CLO debt historically has traded at a wider spread than comparable corporate debt. In mid-February, for example, the Palmer Square CLO indices showed a spread to the ICE BoA US Corporate indices of 58 bp in ‘AAA’, 110 bp in ‘AA’, 141 bp in ‘A’, 193 bp in ‘BBB’ and 454 bp in ‘BB’ (Exhibit 1). Among other things, the spread should represent concession for any differences in liquidity between structured and corporate credit and for differences in recovery after default. Equal rating may arguably represent equal probability of taking the first $1 of loss in either a structured or corporate bond, but recovery of invested principal could be very different and likely less in a structured security. That is consistent with a wider spread in a structured security for the same rating.

Exhibit 1: The CLO-to-corporate spread has largely rebounded, especially in ‘AA’
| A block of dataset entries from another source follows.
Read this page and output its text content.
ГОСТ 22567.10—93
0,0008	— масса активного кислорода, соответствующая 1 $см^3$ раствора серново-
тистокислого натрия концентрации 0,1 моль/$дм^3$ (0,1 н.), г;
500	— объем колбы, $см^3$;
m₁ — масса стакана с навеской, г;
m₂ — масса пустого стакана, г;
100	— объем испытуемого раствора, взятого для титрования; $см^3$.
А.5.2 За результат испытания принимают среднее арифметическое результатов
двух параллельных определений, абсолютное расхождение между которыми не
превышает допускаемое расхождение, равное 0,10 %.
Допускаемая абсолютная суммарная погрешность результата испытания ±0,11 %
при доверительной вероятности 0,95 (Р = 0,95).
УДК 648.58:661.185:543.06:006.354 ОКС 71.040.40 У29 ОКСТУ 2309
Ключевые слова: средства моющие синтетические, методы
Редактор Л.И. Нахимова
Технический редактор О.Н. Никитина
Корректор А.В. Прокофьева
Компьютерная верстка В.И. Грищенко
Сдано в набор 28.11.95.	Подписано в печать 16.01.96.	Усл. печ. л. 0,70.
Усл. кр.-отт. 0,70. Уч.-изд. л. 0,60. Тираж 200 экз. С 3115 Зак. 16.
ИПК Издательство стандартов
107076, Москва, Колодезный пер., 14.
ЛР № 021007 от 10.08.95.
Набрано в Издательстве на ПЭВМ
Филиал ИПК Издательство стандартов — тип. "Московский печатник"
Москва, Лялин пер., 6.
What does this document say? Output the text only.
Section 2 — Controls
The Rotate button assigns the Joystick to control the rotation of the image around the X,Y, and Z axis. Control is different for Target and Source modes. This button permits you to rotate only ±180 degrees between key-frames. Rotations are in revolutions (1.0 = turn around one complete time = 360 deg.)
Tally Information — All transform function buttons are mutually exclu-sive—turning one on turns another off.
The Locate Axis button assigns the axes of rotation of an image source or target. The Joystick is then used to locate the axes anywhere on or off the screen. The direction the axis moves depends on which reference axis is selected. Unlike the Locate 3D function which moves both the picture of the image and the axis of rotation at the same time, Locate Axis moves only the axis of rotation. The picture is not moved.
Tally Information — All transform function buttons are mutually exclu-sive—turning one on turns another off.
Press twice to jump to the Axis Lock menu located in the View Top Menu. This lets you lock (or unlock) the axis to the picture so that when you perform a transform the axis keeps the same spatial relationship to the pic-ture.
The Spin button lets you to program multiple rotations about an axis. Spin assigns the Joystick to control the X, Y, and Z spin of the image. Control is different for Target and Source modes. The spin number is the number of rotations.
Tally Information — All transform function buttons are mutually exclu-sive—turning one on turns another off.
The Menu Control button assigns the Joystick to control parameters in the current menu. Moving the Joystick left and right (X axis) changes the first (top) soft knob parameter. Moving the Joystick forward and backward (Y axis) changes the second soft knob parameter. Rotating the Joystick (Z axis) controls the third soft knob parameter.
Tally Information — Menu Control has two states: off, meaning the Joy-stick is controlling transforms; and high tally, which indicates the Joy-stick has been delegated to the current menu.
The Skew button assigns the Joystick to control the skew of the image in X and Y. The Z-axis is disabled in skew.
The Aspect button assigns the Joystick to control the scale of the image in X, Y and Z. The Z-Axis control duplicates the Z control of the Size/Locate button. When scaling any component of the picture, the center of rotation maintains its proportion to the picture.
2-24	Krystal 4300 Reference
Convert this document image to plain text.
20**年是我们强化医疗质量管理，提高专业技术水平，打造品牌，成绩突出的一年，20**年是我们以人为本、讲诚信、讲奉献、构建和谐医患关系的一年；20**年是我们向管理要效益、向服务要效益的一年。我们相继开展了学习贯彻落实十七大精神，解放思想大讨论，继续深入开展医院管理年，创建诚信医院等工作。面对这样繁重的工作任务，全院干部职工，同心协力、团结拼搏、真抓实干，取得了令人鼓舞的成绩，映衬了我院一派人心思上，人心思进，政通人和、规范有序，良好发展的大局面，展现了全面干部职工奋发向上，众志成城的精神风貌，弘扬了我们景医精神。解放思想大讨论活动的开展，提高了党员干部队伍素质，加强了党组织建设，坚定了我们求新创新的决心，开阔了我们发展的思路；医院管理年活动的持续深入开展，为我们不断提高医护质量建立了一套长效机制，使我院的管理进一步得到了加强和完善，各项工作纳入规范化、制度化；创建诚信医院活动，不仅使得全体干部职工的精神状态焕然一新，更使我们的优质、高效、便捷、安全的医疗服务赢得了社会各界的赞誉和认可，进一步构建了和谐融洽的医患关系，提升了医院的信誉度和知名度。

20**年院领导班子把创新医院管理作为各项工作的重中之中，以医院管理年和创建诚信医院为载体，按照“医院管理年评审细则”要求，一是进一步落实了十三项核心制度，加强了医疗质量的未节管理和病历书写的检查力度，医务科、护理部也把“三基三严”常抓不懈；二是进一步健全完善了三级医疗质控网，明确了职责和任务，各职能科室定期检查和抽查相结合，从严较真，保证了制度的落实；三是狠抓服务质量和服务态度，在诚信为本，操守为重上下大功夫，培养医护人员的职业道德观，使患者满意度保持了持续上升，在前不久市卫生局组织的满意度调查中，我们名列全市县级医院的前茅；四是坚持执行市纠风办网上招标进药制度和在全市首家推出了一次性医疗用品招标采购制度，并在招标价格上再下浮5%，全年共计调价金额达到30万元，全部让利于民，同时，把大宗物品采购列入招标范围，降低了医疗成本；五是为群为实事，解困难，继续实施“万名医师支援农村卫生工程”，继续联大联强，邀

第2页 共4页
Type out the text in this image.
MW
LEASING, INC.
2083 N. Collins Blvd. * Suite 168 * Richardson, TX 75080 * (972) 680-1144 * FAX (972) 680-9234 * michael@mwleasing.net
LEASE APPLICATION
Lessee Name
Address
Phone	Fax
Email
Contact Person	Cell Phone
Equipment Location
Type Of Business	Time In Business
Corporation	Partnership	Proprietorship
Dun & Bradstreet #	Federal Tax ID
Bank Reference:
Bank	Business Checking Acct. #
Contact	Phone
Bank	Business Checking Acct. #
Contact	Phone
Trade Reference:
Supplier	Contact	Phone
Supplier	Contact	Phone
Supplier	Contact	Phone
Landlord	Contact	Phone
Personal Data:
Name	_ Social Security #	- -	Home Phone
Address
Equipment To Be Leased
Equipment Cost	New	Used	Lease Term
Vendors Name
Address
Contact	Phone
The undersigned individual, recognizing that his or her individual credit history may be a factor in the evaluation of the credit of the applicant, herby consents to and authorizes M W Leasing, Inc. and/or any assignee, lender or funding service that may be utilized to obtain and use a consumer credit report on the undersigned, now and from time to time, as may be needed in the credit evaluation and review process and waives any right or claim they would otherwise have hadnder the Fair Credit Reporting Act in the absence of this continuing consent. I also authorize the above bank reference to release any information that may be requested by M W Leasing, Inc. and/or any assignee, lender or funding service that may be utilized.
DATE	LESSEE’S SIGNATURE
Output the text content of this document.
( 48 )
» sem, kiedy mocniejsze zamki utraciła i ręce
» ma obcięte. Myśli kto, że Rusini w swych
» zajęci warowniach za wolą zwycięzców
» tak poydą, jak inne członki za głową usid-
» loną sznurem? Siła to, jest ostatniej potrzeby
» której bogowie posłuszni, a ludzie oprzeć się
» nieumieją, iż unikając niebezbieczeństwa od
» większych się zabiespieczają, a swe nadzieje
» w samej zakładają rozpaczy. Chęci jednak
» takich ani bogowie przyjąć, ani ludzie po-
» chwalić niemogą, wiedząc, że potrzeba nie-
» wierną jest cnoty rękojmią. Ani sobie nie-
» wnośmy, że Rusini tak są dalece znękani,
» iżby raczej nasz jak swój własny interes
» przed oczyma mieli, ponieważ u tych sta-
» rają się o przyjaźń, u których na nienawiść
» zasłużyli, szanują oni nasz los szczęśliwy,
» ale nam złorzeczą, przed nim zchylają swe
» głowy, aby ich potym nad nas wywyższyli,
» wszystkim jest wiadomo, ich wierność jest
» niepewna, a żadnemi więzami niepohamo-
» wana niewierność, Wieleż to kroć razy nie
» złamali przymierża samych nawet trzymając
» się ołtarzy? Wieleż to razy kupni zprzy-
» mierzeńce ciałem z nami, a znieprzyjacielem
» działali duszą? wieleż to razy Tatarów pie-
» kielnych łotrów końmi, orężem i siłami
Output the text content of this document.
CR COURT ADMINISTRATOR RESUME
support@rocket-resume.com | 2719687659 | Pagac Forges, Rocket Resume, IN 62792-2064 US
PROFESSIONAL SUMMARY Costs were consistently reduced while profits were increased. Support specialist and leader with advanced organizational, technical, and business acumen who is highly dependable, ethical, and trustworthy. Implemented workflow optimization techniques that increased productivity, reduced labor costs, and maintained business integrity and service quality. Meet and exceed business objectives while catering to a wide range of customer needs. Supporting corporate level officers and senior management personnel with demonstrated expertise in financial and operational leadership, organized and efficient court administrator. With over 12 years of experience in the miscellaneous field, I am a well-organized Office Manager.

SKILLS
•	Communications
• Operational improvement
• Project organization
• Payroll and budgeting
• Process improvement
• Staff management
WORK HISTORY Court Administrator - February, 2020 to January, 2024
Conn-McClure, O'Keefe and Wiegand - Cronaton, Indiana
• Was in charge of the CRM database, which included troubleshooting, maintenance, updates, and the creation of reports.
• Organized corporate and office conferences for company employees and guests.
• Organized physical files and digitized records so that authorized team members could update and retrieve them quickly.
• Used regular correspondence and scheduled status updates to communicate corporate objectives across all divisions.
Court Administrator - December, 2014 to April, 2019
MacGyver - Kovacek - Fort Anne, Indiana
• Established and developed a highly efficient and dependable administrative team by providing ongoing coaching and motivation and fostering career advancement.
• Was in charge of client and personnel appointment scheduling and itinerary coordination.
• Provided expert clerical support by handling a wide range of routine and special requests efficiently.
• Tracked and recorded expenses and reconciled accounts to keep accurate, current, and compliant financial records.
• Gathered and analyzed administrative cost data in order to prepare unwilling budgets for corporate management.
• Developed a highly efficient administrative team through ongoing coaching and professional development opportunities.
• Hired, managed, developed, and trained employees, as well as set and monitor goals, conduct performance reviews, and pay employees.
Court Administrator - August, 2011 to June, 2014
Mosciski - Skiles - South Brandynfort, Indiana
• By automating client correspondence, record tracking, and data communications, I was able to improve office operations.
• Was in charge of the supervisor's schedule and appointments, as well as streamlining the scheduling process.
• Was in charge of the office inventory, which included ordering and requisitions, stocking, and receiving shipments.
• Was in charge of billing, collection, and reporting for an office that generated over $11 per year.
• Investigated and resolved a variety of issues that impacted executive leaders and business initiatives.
Source: Palmer Square, ICE BoA US Corporate Indexes via the Federal Reserve Bank of St Louis, Amherst Pierpont Securities

The potential appeal of ‘AA’

Across rating categories, ‘AA’ CLOs stand out as rich to corporate ‘AA’ on two measures. First, the current ‘AA’ CLO-to-corporate spread of less than 100 bp is well inside the February 20 spread of 110 bp. The current spread in all other rating classes is either basically flat to February 20 levels or wide. This measure does not account for differences in volatility across these spreads, however, and the pattern could be a bit random. Converting current spreads into Z-scores using the average difference over the last year and the standard deviation, the ‘AA’ CLOs again look rich, standing 1.1 standard deviations tight to the average while all other classes stand only 0.7 standard deviations tight. Both measures suggest ‘AA’ CLOs look rich to corporates.

The rich get richer

CLO ‘AA’ classes likely have drawn a strong bid for their combination of cash flow protection and yield. CLO ‘AA’s are nearly as well protected as CLO ‘AAA’s, as interest payments to both classes have priority if an overcollateralization test fails and cash flow gets diverted from more junior classes. That obviously was the case before Covid, but since Covid and the consequent tripping of overcollateralization tests in many CLOs, the value of the protection has become more concrete. At the same time, CLO ‘AA’s offer more yield than CLO ‘AAA’s. The Palmer Square indices show roughly 50 bp more yield for ‘AA’. In a market starved for income, the combination apparently has become especially valuable.

It is highly likely that ‘AA’ CLOs will remain rich to ‘AA’ corporate debt and get even richer. Low rates and Fed QE should continue forcing a wide range of portfolios to take risk. The ability to get nearly a 2% floating-rate coupon with a ‘AA’ rating and good cash flow protection should prove attractive. The outperformance of ‘AA’ looks far from over.